実は、今回のブログに「私の映画鑑賞」を選んだのは《君の名は。》について書きたかったからである。
興業収入約250億円という、空前の大ヒットを達成した《君の名は。》は、私も感動した一人である。ところが、私の知人の女性が、所属している集まりの会合に参加した時、一人の女性が「《君の名は。》を観たけど、さっぱり分らなかった」と言ったら「私も、私もよ!」と映画を観た全員が同調したという。その会は、60~70歳代の人達だが、好奇心は旺盛で《君の名は。
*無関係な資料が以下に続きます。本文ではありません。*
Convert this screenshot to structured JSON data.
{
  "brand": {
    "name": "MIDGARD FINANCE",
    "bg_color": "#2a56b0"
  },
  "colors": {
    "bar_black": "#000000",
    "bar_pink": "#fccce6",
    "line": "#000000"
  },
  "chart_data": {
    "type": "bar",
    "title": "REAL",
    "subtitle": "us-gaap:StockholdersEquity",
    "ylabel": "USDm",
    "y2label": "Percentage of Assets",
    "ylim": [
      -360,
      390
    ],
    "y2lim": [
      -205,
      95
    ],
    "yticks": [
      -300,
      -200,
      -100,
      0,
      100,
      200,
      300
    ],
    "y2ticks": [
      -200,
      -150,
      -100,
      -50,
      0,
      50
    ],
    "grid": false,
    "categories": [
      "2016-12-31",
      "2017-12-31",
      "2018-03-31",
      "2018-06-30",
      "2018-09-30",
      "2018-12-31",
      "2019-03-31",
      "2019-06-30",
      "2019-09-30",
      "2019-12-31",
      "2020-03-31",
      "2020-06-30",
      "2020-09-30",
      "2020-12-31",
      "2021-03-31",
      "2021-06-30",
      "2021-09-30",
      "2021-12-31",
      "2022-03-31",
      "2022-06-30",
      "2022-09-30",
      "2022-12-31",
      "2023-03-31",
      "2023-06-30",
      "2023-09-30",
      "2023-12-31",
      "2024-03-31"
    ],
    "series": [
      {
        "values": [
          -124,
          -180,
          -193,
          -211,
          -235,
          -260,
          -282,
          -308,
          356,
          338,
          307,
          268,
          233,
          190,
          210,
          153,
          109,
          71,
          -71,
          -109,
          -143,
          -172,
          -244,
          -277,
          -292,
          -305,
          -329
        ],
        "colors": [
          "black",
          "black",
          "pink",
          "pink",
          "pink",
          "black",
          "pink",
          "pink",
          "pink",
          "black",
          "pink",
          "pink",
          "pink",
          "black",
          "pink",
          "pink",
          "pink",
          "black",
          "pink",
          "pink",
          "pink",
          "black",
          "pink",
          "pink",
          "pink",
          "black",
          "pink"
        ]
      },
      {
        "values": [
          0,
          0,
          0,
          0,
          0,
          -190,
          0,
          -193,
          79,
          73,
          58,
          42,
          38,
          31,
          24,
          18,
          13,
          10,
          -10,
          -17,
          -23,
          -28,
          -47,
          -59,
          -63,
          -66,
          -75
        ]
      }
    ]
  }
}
》を多くの人が観ていたというから、そのことが頷ける。

 

私は、この話を聞いて尤もだと思った。この作品は、都会に住む男子高校生と、田舎に住む女子高校生が、時々入れ替わってしまうのである。どの場面が入れ替わっているのか、始めて観る人には、理解しづらいところがある。それに、時間が過去に遡ったりもするので、一層ややこしくなる。私は最初観た時は、理解出来ない部分もあり50点と評価した。でも映像の美しさ、登場人物の魅力、ストーリーの面白さに魅かれ、直ぐに2回目を観た。この作品は、場面の展開が早く、若い人でも予備知識が無かったら、理解出来ないだろうと思った。しかし、場面展開の見事さもこの作品の魅力であり、2人が入れ替わった場面の面白さ等にも魅かれて3回目を観た。そして文句なしの満点作品だと思った。

 

知人の女性が、私が3回観たことを友人の女性に話したら、「3回も観る人の気が知れない」と言わられたと教えてくれた。そこで《君の名は。》を観たという何人かに人(4人・全員年配)に直接感想を聞いてみた。何と全員から「分らなかった」「面白くなかった」との返事が返ってきた。空前の大ヒット作品である。いったい「感動した」という人は、どこの居るのだろうかと気になってインターネットを開いてみた。「業界激震!マガジンランキング」というページに、10代の男女を対象に「最近、映画館でみた映画に中で、つまらなかった映画」をアンケートしたところ、何と1位が《君の名は。》だったと紹介されていた。つまらないと感じた理由として「映像は本当にきれいだったが、ストーリーが散らかっていて、感情移入が出来なかった」と記されたていた。しかし「良かった映画」の1位も《君の名は。》だったそうである。

 

ほとんどの観客は、事前の準備もなく劇場に足を運ぶのである。映画監督や製作者側は、そのような人達にも理解出来るように、作品を作り上げるのが基本だと思う。しかし、内容が複雑でそれが無理な場合もあると思う。
私は、後で知ったのだが映画《君の名は。》は、事前に『小説 君の名は。』が文庫で出版されていたのである。早速買って(28版)読んでみた。この小説は、映画の台本のような内容で、観る人を想定して書かれたようだ。

 

私の周りには「わからなかった」「面白くなかった」という人達だけであったが、事前に『小説・君の名は。』を読んで、映画《君の名は。》を鑑賞した若者も大勢いたようだ。それらの若者は、小説にも、映画にも感動したであろうと思った。

 

話題になり大勢の人に読まれた小説は、映画化されることが多い。私も、映画化された小説で、興味のあるものは出来るだけ読みたいと思っている。そして映画は、小説を読んでから観ることにしている。事前に読んでおくと、内容の理解に役立つ上に、監督の工夫や苦労、また才能といったものまで見えてきて、映画への興味が一層深まるからである。